New GST regime on gaming threatens sector viability: Report
Decreased funding, reduced margins, and stagnant revenue growth are also dampening hiring efforts and employee retention within the industry.
The latest GST (Goods and Services Tax) amendment will significantly wipe off top-line growth for gaming companies in the pay-to-play model, according to a joint report by Ernst & Young (EY) and the US-India Strategic Partnership Forum (USISPF).
The report follows the GST Council’s decision to levy a 28% tax on the full value of bets for online gaming companies, casinos, and horse racing firms, in October 2023. However, at the upcoming GST Council meeting on Jun 22, 2024, there is scope for a review.

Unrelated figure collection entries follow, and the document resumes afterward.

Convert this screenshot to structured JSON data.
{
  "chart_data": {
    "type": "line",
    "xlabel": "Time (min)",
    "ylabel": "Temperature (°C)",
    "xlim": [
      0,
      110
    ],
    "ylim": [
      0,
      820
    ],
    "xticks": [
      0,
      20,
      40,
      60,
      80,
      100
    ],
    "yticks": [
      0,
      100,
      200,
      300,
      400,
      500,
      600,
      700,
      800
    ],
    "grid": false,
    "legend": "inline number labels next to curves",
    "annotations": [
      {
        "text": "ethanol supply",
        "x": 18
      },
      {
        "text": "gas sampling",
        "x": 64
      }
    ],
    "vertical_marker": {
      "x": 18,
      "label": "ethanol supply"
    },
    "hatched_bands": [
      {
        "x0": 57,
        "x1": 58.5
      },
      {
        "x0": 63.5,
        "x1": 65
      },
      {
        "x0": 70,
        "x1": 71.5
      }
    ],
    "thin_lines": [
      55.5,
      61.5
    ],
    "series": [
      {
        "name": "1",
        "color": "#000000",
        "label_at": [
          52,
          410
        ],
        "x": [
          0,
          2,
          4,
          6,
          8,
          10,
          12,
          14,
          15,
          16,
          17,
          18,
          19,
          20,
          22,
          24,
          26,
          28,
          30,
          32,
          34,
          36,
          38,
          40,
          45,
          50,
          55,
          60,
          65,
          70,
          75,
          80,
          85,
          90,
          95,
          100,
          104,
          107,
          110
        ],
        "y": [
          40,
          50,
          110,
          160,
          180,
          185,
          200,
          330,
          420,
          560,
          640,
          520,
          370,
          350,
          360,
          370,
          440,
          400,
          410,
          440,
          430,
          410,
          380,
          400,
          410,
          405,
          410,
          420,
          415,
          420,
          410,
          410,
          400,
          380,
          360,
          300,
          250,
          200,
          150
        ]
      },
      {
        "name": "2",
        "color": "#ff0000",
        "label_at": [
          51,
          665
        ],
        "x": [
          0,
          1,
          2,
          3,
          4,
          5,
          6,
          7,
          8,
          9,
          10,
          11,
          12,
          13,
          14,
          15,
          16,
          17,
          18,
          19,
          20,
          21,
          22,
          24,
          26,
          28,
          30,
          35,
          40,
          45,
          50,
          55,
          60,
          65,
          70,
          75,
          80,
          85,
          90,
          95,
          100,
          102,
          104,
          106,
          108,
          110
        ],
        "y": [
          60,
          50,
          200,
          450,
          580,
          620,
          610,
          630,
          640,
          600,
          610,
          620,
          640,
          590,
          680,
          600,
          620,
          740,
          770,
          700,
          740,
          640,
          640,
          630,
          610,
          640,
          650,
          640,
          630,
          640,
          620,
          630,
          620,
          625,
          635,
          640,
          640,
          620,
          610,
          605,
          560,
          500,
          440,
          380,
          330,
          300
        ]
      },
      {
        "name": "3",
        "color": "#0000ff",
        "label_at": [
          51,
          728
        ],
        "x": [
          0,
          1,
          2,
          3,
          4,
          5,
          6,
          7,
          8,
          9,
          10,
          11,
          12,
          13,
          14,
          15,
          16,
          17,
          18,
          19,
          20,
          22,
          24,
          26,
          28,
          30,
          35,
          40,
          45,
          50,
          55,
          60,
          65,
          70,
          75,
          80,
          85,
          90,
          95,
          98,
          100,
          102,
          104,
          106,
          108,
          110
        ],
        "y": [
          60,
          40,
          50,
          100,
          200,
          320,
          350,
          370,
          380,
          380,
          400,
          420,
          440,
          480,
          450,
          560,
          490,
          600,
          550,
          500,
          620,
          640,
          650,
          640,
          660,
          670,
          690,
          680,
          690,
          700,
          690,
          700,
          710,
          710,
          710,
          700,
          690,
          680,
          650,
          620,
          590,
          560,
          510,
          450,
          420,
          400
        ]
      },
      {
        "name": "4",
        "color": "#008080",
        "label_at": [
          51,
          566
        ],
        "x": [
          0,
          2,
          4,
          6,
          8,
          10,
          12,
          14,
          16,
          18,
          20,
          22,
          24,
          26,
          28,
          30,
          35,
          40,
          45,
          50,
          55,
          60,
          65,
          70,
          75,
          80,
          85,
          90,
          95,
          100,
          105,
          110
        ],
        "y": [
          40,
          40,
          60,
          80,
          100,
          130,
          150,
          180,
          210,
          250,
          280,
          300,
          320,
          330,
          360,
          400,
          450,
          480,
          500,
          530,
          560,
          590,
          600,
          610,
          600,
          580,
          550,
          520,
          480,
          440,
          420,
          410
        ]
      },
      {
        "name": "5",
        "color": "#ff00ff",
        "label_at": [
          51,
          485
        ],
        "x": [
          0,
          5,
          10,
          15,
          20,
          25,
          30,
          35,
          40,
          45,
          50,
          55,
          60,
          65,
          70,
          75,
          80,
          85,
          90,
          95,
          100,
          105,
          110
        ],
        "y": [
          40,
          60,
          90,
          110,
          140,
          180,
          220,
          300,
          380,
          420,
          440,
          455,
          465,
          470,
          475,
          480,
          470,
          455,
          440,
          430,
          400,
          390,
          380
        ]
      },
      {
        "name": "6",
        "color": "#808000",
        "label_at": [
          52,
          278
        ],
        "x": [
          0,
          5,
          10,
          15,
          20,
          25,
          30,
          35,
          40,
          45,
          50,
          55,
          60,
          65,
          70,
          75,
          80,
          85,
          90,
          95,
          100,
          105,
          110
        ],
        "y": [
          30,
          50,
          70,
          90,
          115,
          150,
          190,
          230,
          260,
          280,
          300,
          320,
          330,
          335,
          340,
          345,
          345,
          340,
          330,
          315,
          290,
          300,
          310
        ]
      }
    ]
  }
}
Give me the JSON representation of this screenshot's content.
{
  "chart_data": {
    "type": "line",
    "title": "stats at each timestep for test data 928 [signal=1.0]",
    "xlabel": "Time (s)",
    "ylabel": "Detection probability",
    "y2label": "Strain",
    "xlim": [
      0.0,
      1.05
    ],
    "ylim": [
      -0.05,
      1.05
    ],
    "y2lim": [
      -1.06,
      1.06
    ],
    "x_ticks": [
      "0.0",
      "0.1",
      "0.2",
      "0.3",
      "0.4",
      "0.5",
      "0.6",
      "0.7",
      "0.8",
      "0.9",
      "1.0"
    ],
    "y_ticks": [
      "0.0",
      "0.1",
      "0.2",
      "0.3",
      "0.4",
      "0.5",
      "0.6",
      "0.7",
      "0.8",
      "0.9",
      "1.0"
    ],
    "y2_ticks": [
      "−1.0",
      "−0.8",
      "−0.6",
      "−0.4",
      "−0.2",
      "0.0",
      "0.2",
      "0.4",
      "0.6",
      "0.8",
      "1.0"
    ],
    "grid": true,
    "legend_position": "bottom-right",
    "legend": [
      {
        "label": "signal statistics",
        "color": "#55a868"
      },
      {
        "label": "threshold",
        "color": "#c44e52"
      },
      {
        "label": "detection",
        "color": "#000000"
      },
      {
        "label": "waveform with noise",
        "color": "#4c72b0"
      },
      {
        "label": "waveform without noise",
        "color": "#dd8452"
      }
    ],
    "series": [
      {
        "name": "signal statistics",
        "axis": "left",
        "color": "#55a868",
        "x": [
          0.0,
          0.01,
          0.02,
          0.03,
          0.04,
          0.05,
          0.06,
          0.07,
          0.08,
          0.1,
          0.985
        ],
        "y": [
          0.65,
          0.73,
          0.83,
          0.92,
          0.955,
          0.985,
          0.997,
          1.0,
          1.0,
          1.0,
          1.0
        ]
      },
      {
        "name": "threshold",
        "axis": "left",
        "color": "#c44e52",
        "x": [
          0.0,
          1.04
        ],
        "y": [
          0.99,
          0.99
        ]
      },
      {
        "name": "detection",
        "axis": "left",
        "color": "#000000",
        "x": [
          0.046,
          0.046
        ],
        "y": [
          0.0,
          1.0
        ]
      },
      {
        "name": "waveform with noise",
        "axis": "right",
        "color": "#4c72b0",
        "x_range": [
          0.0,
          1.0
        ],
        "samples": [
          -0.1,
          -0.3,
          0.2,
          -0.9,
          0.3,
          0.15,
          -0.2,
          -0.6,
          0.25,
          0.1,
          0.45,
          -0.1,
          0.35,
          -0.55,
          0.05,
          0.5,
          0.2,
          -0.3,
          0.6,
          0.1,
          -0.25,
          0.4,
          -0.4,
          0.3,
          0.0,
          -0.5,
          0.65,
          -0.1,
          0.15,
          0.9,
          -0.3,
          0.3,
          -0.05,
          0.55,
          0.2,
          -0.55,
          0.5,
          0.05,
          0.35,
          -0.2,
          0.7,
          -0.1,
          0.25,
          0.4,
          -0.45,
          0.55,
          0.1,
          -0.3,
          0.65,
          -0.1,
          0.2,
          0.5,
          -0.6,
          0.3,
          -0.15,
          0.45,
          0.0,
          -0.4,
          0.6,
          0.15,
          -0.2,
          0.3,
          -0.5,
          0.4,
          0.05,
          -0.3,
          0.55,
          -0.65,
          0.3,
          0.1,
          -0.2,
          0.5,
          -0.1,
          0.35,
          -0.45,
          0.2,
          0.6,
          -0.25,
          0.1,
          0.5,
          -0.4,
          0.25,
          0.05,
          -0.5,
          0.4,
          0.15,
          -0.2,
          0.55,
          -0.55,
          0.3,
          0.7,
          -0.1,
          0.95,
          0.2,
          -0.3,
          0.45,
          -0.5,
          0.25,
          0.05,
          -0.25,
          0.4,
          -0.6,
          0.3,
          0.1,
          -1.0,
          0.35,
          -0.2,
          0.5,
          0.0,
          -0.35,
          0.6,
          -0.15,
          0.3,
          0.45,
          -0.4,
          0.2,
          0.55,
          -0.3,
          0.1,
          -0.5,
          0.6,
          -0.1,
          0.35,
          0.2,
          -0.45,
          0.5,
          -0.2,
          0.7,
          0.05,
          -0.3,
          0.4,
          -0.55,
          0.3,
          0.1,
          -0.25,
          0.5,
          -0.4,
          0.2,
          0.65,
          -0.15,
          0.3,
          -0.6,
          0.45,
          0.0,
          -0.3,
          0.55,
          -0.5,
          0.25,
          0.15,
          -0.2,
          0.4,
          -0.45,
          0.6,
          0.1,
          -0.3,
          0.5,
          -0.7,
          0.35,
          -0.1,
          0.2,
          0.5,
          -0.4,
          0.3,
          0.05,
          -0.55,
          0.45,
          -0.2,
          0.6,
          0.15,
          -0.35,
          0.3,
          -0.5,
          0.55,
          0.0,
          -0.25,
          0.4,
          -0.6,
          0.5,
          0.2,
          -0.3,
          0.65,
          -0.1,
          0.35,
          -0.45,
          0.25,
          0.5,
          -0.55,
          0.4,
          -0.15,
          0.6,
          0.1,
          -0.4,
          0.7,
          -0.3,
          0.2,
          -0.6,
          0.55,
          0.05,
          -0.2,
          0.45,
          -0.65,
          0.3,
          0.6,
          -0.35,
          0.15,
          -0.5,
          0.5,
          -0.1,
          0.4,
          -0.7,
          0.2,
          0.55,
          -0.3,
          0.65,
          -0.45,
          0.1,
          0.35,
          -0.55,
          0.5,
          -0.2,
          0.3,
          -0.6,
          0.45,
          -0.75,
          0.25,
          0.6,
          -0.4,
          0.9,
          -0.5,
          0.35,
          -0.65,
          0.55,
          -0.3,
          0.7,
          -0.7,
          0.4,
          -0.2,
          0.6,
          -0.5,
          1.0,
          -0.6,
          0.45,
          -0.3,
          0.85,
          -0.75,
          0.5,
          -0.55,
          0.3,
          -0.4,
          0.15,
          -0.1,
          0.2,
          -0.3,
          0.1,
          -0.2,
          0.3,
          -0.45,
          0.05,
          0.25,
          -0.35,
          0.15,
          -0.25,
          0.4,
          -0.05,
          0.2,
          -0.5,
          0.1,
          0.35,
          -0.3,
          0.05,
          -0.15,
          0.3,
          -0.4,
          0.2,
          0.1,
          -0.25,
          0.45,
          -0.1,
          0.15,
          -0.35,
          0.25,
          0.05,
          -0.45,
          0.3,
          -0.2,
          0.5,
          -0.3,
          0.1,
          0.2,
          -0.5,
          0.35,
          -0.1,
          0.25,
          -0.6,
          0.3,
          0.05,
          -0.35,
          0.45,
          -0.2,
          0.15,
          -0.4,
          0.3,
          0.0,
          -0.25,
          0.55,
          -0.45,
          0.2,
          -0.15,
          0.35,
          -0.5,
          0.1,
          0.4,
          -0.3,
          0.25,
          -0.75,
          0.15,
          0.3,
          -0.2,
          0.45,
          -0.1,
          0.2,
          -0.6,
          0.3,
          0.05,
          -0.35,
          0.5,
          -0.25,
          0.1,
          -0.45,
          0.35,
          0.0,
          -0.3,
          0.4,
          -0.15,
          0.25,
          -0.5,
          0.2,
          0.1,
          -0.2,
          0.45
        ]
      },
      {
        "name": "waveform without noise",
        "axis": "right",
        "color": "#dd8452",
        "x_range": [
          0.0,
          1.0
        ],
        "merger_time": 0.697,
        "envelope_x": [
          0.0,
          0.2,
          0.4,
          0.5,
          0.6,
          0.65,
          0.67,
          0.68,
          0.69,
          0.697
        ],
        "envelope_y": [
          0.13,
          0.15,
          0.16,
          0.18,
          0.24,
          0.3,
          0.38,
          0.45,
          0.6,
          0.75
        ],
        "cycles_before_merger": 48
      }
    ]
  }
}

The report suggests an amendment in the valuation mechanism for online money games to levy GST from the current “full-face value of total deposits” to GGR (gross gaming revenue)/platform fees which is the amount retained by online gaming platforms for operating a game.
The report highlighted a ripple effect from the GST directive which has resulted in a slow funding season, lower toplines and reduced growth trajectories for the company.
Gaming companies reported a complete withdrawal of global marque investors just as the new GST regime came into effect, furthermore, no capital has been raised by gaming companies in the pay-to-play format since October 1, 2023.
According to the report, the GST cost constituted about 15.25% of revenue for these companies earlier, but with the latest amendment, GST cost now accounts for 50-100% of the revenue for nearly 33% of companies.
The new regime is turning out to be more detrimental for casual games where the new tax format is directly threatening the business viability of the format. “Post GST amendment, most companies have either turned into loss-making entities or are bleeding capital,” stated the report.
According to the report, nearly half the companies in the sector are currently looking at stagnant revenues or shrinking topline growths, with 25% experiencing growth declines of up to 50%.
Muted funding, lower margins, and stagnant revenue growth are also curbing hiring and employee retention in the industry, with many resorting to layoffs and shuttering organisations to stay afloat.